Bureaux coordonnateurs de la garde en milieu familial [modifier]
Jusqu'au 1er juin 2006, on comptait environ 1 000 centres de la petite enfance au Québec, dont plus de 80 % offrent à la fois la garde en installation et en milieu familial. Ces centres employaient environ 40 000 personnes[réf. souhaitée].
Après cette date, l'ensemble des CPE ont perdu la composante Milieu familial, qui a été redistribuée à 164 bureaux coordonnateurs de la garde en milieu familial (BC). Les BC sont d'abord des CPE agréés BC pour trois ans. Il existe également des BC réunissant plusieurs CPE qui se sont regroupés en une personne morale à but non lucratif.
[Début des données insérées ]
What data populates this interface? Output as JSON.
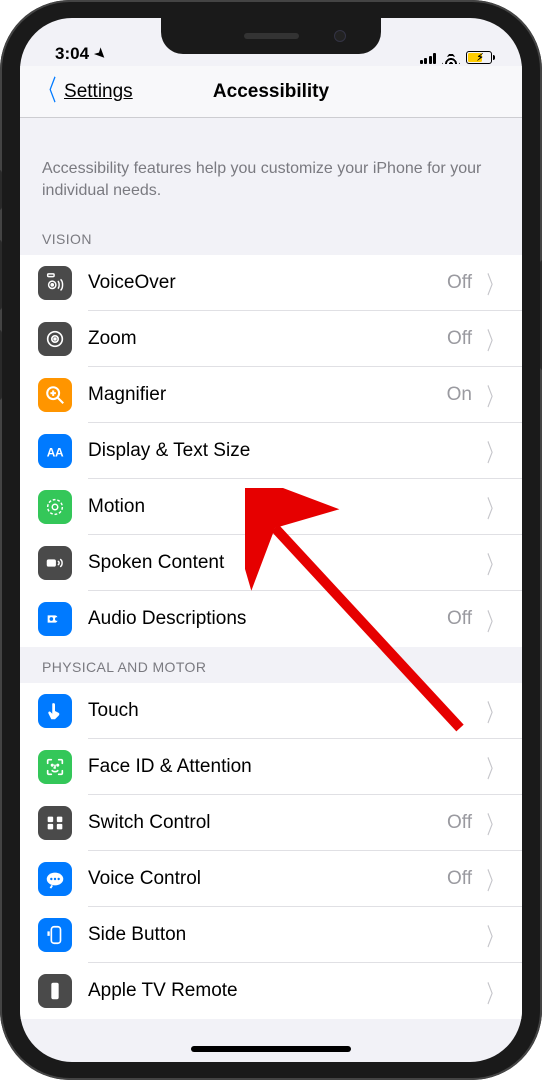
{
  "statusbar": {
    "time": "3:04"
  },
  "navbar": {
    "back_label": "Settings",
    "title": "Accessibility"
  },
  "description": "Accessibility features help you customize your iPhone for your individual needs.",
  "sections": [
    {
      "header": "VISION",
      "rows": [
        {
          "label": "VoiceOver",
          "value": "Off",
          "icon_bg": "#4a4a4a",
          "icon": "voiceover"
        },
        {
          "label": "Zoom",
          "value": "Off",
          "icon_bg": "#4a4a4a",
          "icon": "zoom"
        },
        {
          "label": "Magnifier",
          "value": "On",
          "icon_bg": "#ff9500",
          "icon": "magnifier"
        },
        {
          "label": "Display & Text Size",
          "value": "",
          "icon_bg": "#007aff",
          "icon": "textsize"
        },
        {
          "label": "Motion",
          "value": "",
          "icon_bg": "#34c759",
          "icon": "motion"
        },
        {
          "label": "Spoken Content",
          "value": "",
          "icon_bg": "#4a4a4a",
          "icon": "spoken"
        },
        {
          "label": "Audio Descriptions",
          "value": "Off",
          "icon_bg": "#007aff",
          "icon": "audiodesc"
        }
      ]
    },
    {
      "header": "PHYSICAL AND MOTOR",
      "rows": [
        {
          "label": "Touch",
          "value": "",
          "icon_bg": "#007aff",
          "icon": "touch"
        },
        {
          "label": "Face ID & Attention",
          "value": "",
          "icon_bg": "#34c759",
          "icon": "faceid"
        },
        {
          "label": "Switch Control",
          "value": "Off",
          "icon_bg": "#4a4a4a",
          "icon": "switch"
        },
        {
          "label": "Voice Control",
          "value": "Off",
          "icon_bg": "#007aff",
          "icon": "voicectl"
        },
        {
          "label": "Side Button",
          "value": "",
          "icon_bg": "#007aff",
          "icon": "sidebtn"
        },
        {
          "label": "Apple TV Remote",
          "value": "",
          "icon_bg": "#4a4a4a",
          "icon": "atv"
        }
      ]
    }
  ],
  "annotation_arrow": {
    "points_to": "Display & Text Size"
  }
}
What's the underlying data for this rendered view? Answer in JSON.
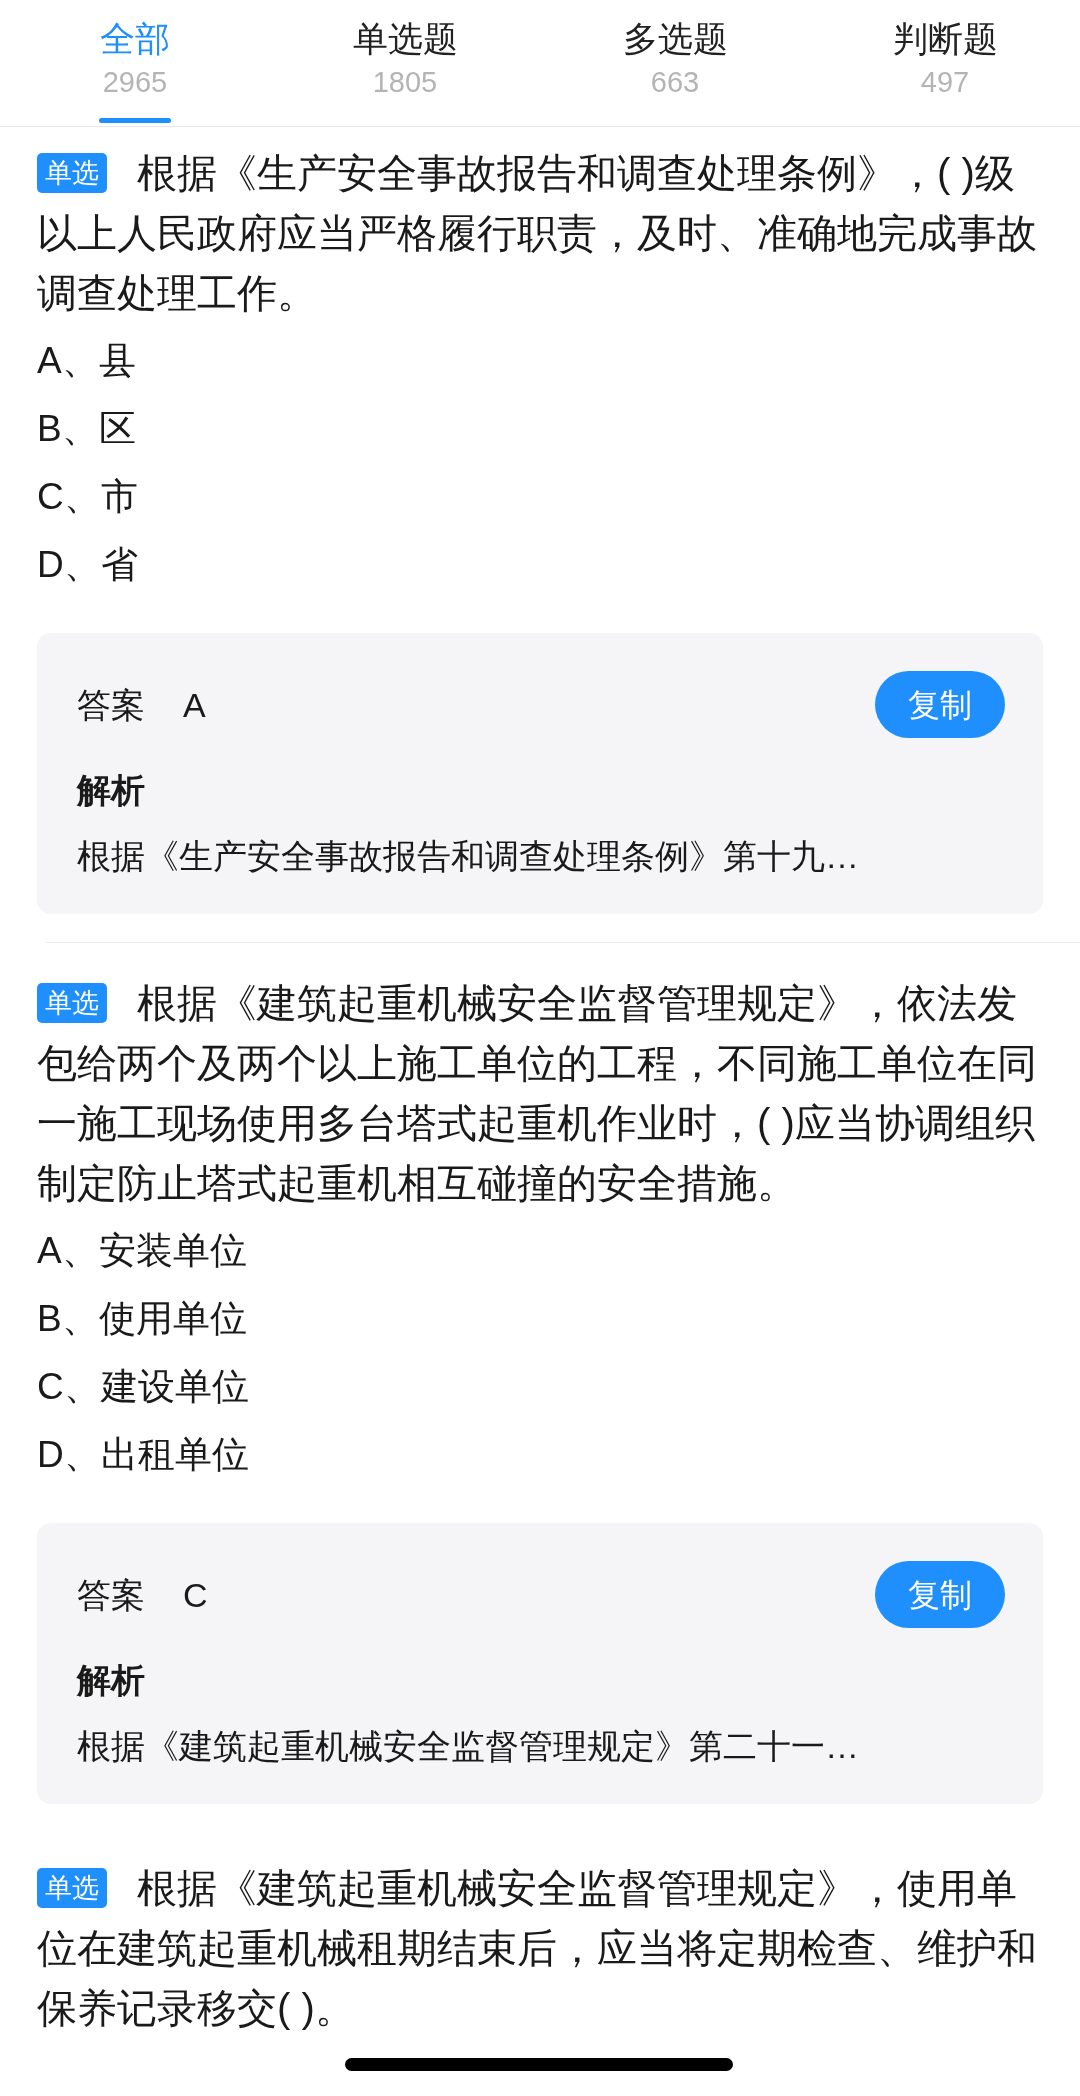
{
  "tabs": [
    {
      "label": "全部",
      "count": "2965",
      "selected": true
    },
    {
      "label": "单选题",
      "count": "1805",
      "selected": false
    },
    {
      "label": "多选题",
      "count": "663",
      "selected": false
    },
    {
      "label": "判断题",
      "count": "497",
      "selected": false
    }
  ],
  "questions": [
    {
      "tag": "单选",
      "text": "根据《生产安全事故报告和调查处理条例》，( )级以上人民政府应当严格履行职责，及时、准确地完成事故调查处理工作。",
      "options": [
        "A、县",
        "B、区",
        "C、市",
        "D、省"
      ],
      "answer": {
        "label": "答案",
        "value": "A",
        "copy_button": "复制",
        "analysis_label": "解析",
        "analysis": "根据《生产安全事故报告和调查处理条例》第十九…"
      }
    },
    {
      "tag": "单选",
      "text": "根据《建筑起重机械安全监督管理规定》，依法发包给两个及两个以上施工单位的工程，不同施工单位在同一施工现场使用多台塔式起重机作业时，( )应当协调组织制定防止塔式起重机相互碰撞的安全措施。",
      "options": [
        "A、安装单位",
        "B、使用单位",
        "C、建设单位",
        "D、出租单位"
      ],
      "answer": {
        "label": "答案",
        "value": "C",
        "copy_button": "复制",
        "analysis_label": "解析",
        "analysis": "根据《建筑起重机械安全监督管理规定》第二十一…"
      }
    },
    {
      "tag": "单选",
      "text": "根据《建筑起重机械安全监督管理规定》，使用单位在建筑起重机械租期结束后，应当将定期检查、维护和保养记录移交( )。"
    }
  ]
}
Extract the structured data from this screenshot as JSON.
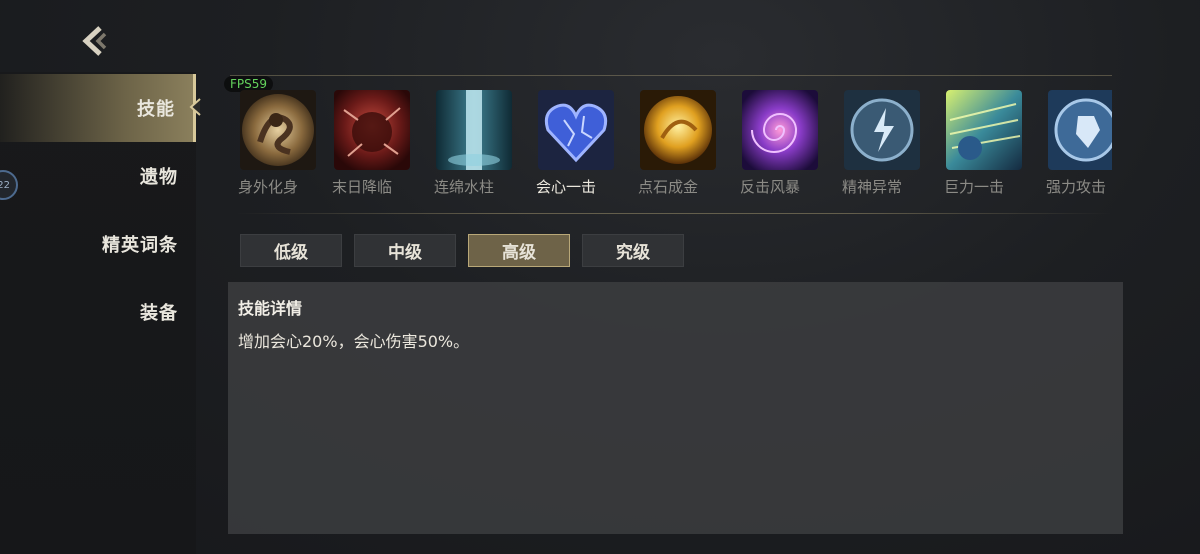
{
  "fps_label": "FPS59",
  "sidebar": {
    "items": [
      {
        "label": "技能",
        "active": true
      },
      {
        "label": "遗物",
        "active": false
      },
      {
        "label": "精英词条",
        "active": false
      },
      {
        "label": "装备",
        "active": false
      }
    ],
    "badge": "22"
  },
  "skills": [
    {
      "label": "身外化身",
      "icon": "shadow-clone-icon"
    },
    {
      "label": "末日降临",
      "icon": "doom-icon"
    },
    {
      "label": "连绵水柱",
      "icon": "water-pillar-icon"
    },
    {
      "label": "会心一击",
      "icon": "crystal-heart-icon",
      "selected": true
    },
    {
      "label": "点石成金",
      "icon": "golden-orb-icon"
    },
    {
      "label": "反击风暴",
      "icon": "vortex-icon"
    },
    {
      "label": "精神异常",
      "icon": "lightning-rune-icon"
    },
    {
      "label": "巨力一击",
      "icon": "power-strike-icon"
    },
    {
      "label": "强力攻击",
      "icon": "strong-attack-icon"
    }
  ],
  "tiers": [
    {
      "label": "低级",
      "active": false
    },
    {
      "label": "中级",
      "active": false
    },
    {
      "label": "高级",
      "active": true
    },
    {
      "label": "究级",
      "active": false
    }
  ],
  "detail": {
    "title": "技能详情",
    "text": "增加会心20%，会心伤害50%。"
  },
  "colors": {
    "accent": "#6e6348",
    "accent_border": "#b9a878",
    "fps": "#63d25c"
  }
}
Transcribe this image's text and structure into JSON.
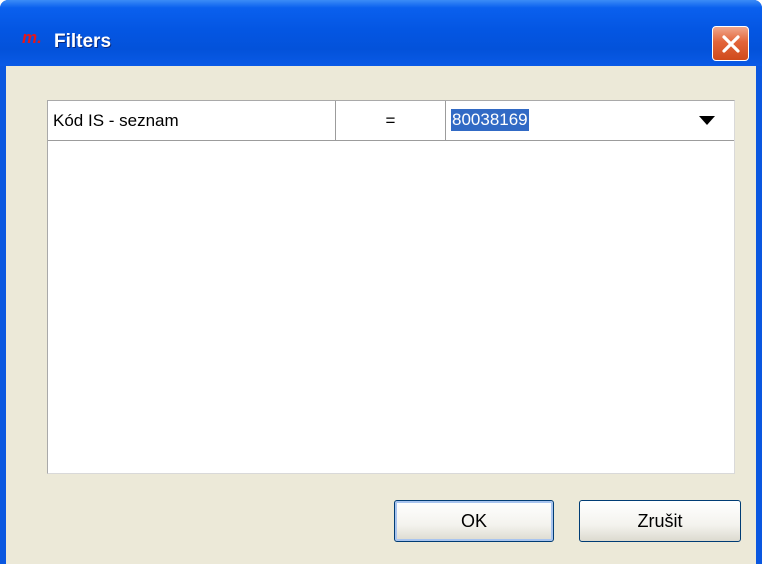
{
  "window": {
    "title": "Filters",
    "logo_text": "m."
  },
  "filter_grid": {
    "rows": [
      {
        "field": "Kód IS - seznam",
        "operator": "=",
        "value": "80038169"
      }
    ]
  },
  "buttons": {
    "ok_label": "OK",
    "cancel_label": "Zrušit"
  },
  "icons": {
    "close": "close-icon",
    "dropdown": "chevron-down-icon",
    "logo": "app-logo"
  },
  "colors": {
    "titlebar": "#0456e3",
    "selection": "#316ac5",
    "close_button": "#e3653a",
    "dialog_background": "#ece9d8"
  }
}
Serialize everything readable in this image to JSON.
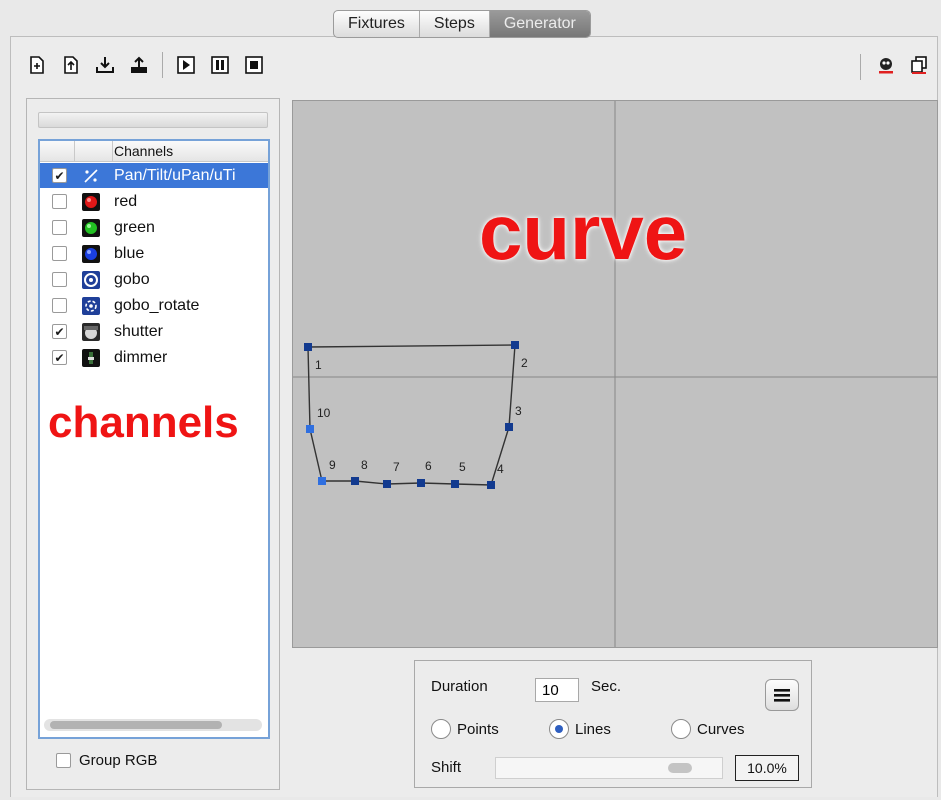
{
  "tabs": [
    {
      "label": "Fixtures",
      "active": false
    },
    {
      "label": "Steps",
      "active": false
    },
    {
      "label": "Generator",
      "active": true
    }
  ],
  "toolbar": {
    "left_icons": [
      "new-document-icon",
      "open-document-icon",
      "import-icon",
      "export-icon"
    ],
    "playback_icons": [
      "play-icon",
      "pause-icon",
      "stop-icon"
    ],
    "right_icons": [
      "fixture-icon",
      "copy-icon"
    ]
  },
  "channels": {
    "header": "Channels",
    "items": [
      {
        "label": "Pan/Tilt/uPan/uTi",
        "checked": true,
        "selected": true,
        "icon": "pan-tilt-icon"
      },
      {
        "label": "red",
        "checked": false,
        "selected": false,
        "icon": "red-color-icon",
        "color": "#e01818"
      },
      {
        "label": "green",
        "checked": false,
        "selected": false,
        "icon": "green-color-icon",
        "color": "#22c022"
      },
      {
        "label": "blue",
        "checked": false,
        "selected": false,
        "icon": "blue-color-icon",
        "color": "#1a3fe0"
      },
      {
        "label": "gobo",
        "checked": false,
        "selected": false,
        "icon": "gobo-icon"
      },
      {
        "label": "gobo_rotate",
        "checked": false,
        "selected": false,
        "icon": "gobo-rotate-icon"
      },
      {
        "label": "shutter",
        "checked": true,
        "selected": false,
        "icon": "shutter-icon"
      },
      {
        "label": "dimmer",
        "checked": true,
        "selected": false,
        "icon": "dimmer-icon"
      }
    ],
    "group_rgb_label": "Group RGB",
    "group_rgb_checked": false
  },
  "annotations": {
    "channels": "channels",
    "curve": "curve"
  },
  "curve_points": [
    {
      "label": "1"
    },
    {
      "label": "2"
    },
    {
      "label": "3"
    },
    {
      "label": "4"
    },
    {
      "label": "5"
    },
    {
      "label": "6"
    },
    {
      "label": "7"
    },
    {
      "label": "8"
    },
    {
      "label": "9"
    },
    {
      "label": "10"
    }
  ],
  "generator": {
    "duration_label": "Duration",
    "duration_value": "10",
    "duration_unit": "Sec.",
    "modes": [
      {
        "label": "Points",
        "selected": false
      },
      {
        "label": "Lines",
        "selected": true
      },
      {
        "label": "Curves",
        "selected": false
      }
    ],
    "shift_label": "Shift",
    "shift_value": "10.0%",
    "shift_level": 0.1
  },
  "colors": {
    "selection": "#3c77d8",
    "annotation": "#ef1414",
    "canvas": "#c1c1c1",
    "point": "#123a8f"
  }
}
Chaque BC coordonne la garde en milieu familial et gère entre 140 et plus de 1 700 places sur un territoire correspondant à celui des Centre local de services communautaires (CLSC), avec qui ils collaborent.
Mission éducative [modifier]
Les CPE et les BC sont subventionnés par l'État et ont une mission éducative. Leur standards et leur administration sont fortement contrôlés par l'État bien qu'au moins 2/3 des membres des conseils d'administration des CPE sont des parents d'enfants qui le fréquentent. En 2005, environ 7 000 parents sont impliqués dans ces conseils ou sur des comités qui en découlent[réf. souhaitée].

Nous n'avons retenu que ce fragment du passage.